Show that $\sum_{1}^\infty\frac{\sin(nx)}{n^3}$ is differentiable everywhere I have recently been trying out some questions on series of functions.In one of the questions, I was given a series $$\sum_{1}^\infty\frac{\sin(nx)}{n^3}$$
and now I am supposed to show that the above series is differentiable at every real number and I need to find its derivative.
I was wondering when a series of the form $\sum_{1}^\infty f_n(x)$ said to be differentiable at x?..is it when each $f_n(x)$ is differentiable?.. and if that is so,then I assume that I am done with first half of the question.
In the second half,should I show that the given series is uniformly convergent by using the Weierstrass' M-Test and hence differentiate the series term by term?
Help please!
 A: The main theorem regarding differentiation of series of functions is provided at this link.
Here $f_n(x) = \frac{\sin nx }{n^3}$ is such that $\sum f_n^\prime(x) = \sum \frac{ \cos nx }{n^2}$ is normally convergent, therefore uniformly convergent by Weierstrass M-test as $\sum 1/n^2$ converges.
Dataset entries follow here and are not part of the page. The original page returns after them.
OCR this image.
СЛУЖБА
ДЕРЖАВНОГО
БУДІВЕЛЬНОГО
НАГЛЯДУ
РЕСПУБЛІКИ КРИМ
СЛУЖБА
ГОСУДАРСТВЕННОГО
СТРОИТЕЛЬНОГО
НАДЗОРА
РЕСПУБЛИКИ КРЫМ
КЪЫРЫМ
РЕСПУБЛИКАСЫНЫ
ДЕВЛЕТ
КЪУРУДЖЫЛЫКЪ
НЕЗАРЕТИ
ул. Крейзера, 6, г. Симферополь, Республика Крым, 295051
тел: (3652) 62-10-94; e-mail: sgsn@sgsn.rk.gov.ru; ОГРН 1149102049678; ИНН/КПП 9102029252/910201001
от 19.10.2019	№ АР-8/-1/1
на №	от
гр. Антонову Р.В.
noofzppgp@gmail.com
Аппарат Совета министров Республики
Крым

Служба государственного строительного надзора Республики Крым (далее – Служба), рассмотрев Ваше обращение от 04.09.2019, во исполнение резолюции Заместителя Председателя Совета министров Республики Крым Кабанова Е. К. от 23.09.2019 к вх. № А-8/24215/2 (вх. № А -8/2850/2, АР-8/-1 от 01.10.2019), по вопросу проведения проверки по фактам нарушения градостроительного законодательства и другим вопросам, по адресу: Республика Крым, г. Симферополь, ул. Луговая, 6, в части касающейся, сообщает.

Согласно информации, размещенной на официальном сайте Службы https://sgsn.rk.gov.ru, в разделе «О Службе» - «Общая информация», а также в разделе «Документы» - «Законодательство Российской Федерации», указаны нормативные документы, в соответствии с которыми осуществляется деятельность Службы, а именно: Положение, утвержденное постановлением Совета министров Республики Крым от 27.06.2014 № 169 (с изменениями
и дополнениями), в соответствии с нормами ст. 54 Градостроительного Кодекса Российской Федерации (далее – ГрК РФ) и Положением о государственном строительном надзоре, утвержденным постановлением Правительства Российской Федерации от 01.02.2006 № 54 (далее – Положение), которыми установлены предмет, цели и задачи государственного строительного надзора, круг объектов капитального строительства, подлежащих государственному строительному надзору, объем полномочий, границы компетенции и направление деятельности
As the series is also convergent at $0$, the theorem states that the series of functions is differentiable and has for derivative $\sum \frac{ \cos nx }{n^2}$.
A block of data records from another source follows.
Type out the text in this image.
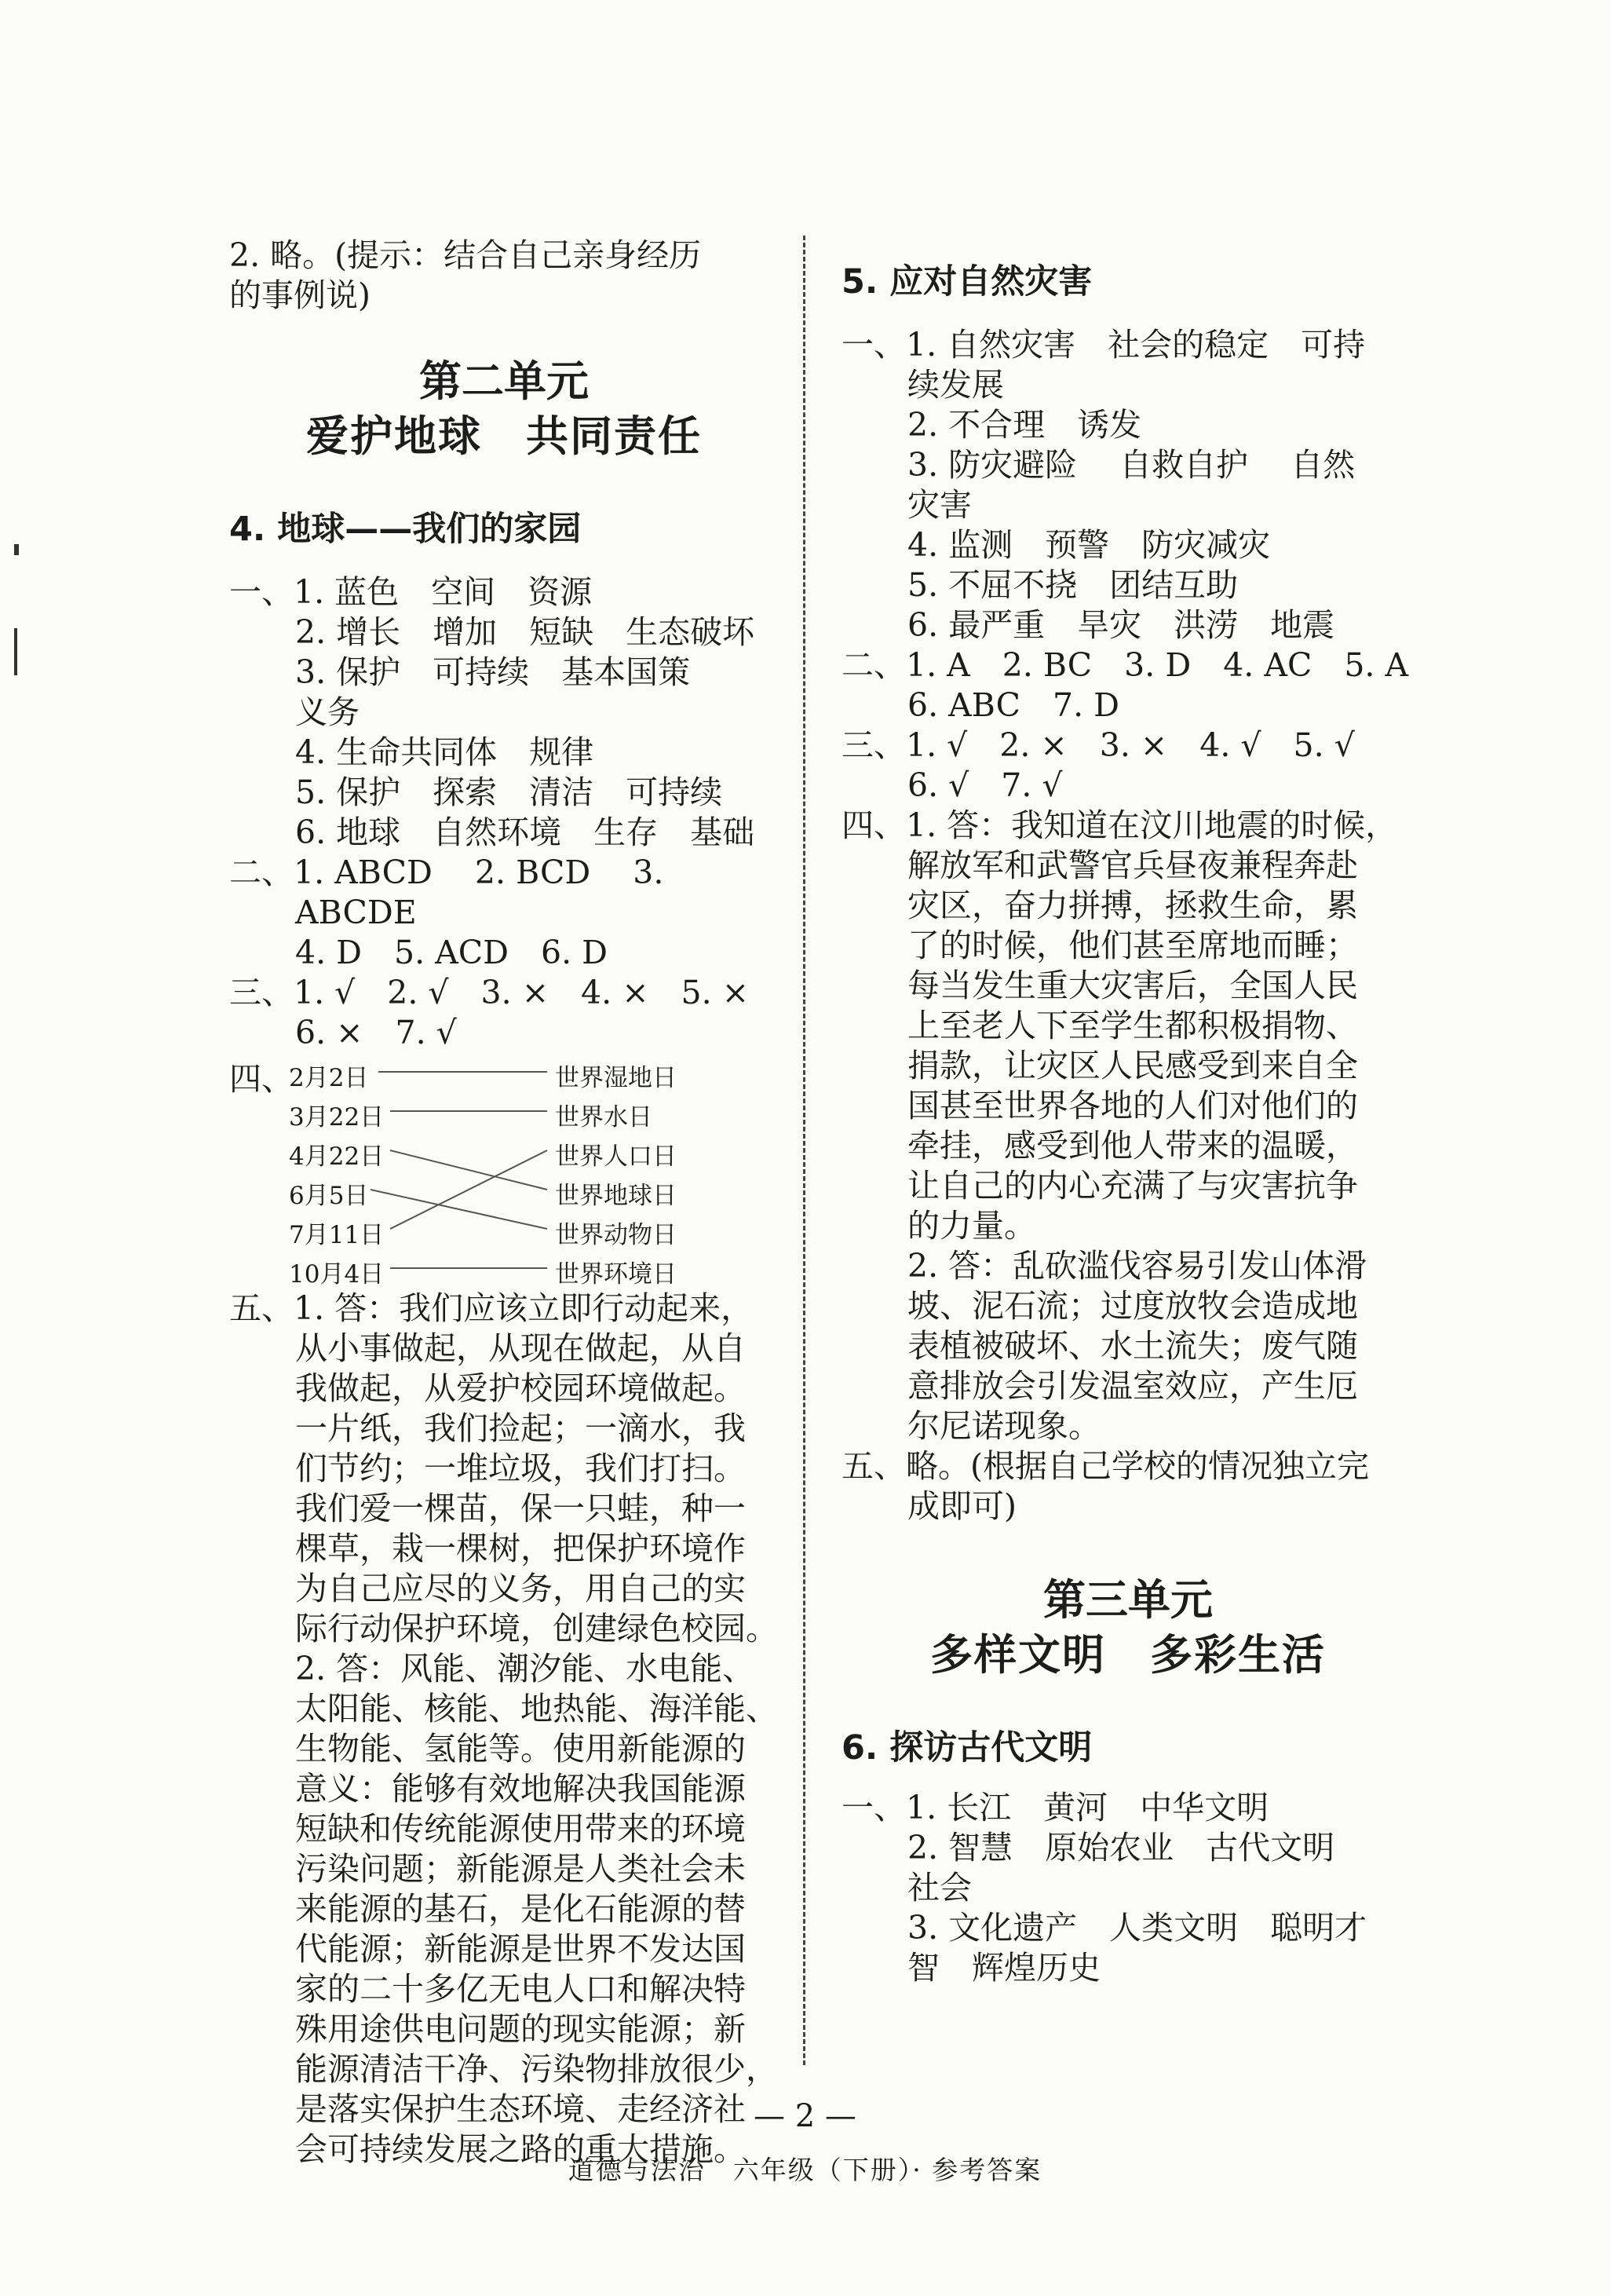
2. 略。(提示：结合自己亲身经历

的事例说)

第二单元

爱护地球　共同责任

4. 地球——我们的家园

一、1. 蓝色　空间　资源

2. 增长　增加　短缺　生态破坏

3. 保护　可持续　基本国策

义务

4. 生命共同体　规律

5. 保护　探索　清洁　可持续

6. 地球　自然环境　生存　基础

二、1. ABCD　 2. BCD　 3. ABCDE

4. D　5. ACD　6. D

三、1. √　2. √　3. ×　4. ×　5. ×

6. ×　7. √

四、
2月2日
3月22日
4月22日
6月5日
7月11日
10月4日
世界湿地日
世界水日
世界人口日
世界地球日
世界动物日
世界环境日

五、1. 答：我们应该立即行动起来，

从小事做起，从现在做起，从自

我做起，从爱护校园环境做起。

一片纸，我们捡起；一滴水，我

们节约；一堆垃圾，我们打扫。

我们爱一棵苗，保一只蛙，种一

棵草，栽一棵树，把保护环境作

为自己应尽的义务，用自己的实

际行动保护环境，创建绿色校园。

2. 答：风能、潮汐能、水电能、

太阳能、核能、地热能、海洋能、

生物能、氢能等。使用新能源的

意义：能够有效地解决我国能源

短缺和传统能源使用带来的环境

污染问题；新能源是人类社会未

来能源的基石，是化石能源的替

代能源；新能源是世界不发达国

家的二十多亿无电人口和解决特

殊用途供电问题的现实能源；新

能源清洁干净、污染物排放很少，

是落实保护生态环境、走经济社

会可持续发展之路的重大措施。

5. 应对自然灾害

一、1. 自然灾害　社会的稳定　可持

续发展

2. 不合理　诱发

3. 防灾避险　 自救自护　 自然

灾害

4. 监测　预警　防灾减灾

5. 不屈不挠　团结互助

6. 最严重　旱灾　洪涝　地震

二、1. A　2. BC　3. D　4. AC　5. A

6. ABC　7. D

三、1. √　2. ×　3. ×　4. √　5. √

6. √　7. √

四、1. 答：我知道在汶川地震的时候，

解放军和武警官兵昼夜兼程奔赴

灾区，奋力拼搏，拯救生命，累

了的时候，他们甚至席地而睡；

每当发生重大灾害后，全国人民

上至老人下至学生都积极捐物、

捐款，让灾区人民感受到来自全

国甚至世界各地的人们对他们的

牵挂，感受到他人带来的温暖，

让自己的内心充满了与灾害抗争

的力量。

2. 答：乱砍滥伐容易引发山体滑

坡、泥石流；过度放牧会造成地

表植被破坏、水土流失；废气随

意排放会引发温室效应，产生厄

尔尼诺现象。

五、略。(根据自己学校的情况独立完

成即可)

第三单元

多样文明　多彩生活

6. 探访古代文明

一、1. 长江　黄河　中华文明

2. 智慧　原始农业　古代文明

社会

3. 文化遗产　人类文明　聪明才

智　辉煌历史

— 2 —

道德与法治　六年级（下册）· 参考答案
A: For  functions from $\Bbb R$ to $\Bbb R:$
Suppose (i)  $f_n(0)$ converges to a value $f(0)$   and  (ii) Each $f'_n$ is continuous and $f'_n$ converges  uniformly to $g$ on any bounded subset of $\Bbb R.$ Then $g$ is continuous and $$\lim_{n\to \infty} f_n(x)=\lim_{n\to \infty}f_n(0)+\int_0^xf'_n(t)dt=f(0)+\int_0^x g(t)dt.$$ Define the above limit as $f(x).$ By the Fundamental Theorem of Calculus, since $g$ is continuous we have $$f'(x)=(d/dx)[\,f(0)+\int_0^x g(t)dt\,]=g(x)=\lim_{n\to \infty}f'_n(x).$$
Let $f_n(x)=\sum_{j=1}^n (\sin jx)/j^3.$ Then $f'_n$  converges uniformly on all of $\Bbb R,$ and obviously $f_n(0)$ converges.
Every continuous $h:\Bbb R \to \Bbb R$ is the uniform limit of a sequence $(h_n)_n$ of differentiable functions but $h$ may be non-differentiable at some (or every) point. The sequence $(h'_n(x))_n$ may fail to converge at some $x,$ or the sequence $(h'_n)_n$ may fail to converge uniformly on some interval of positive length.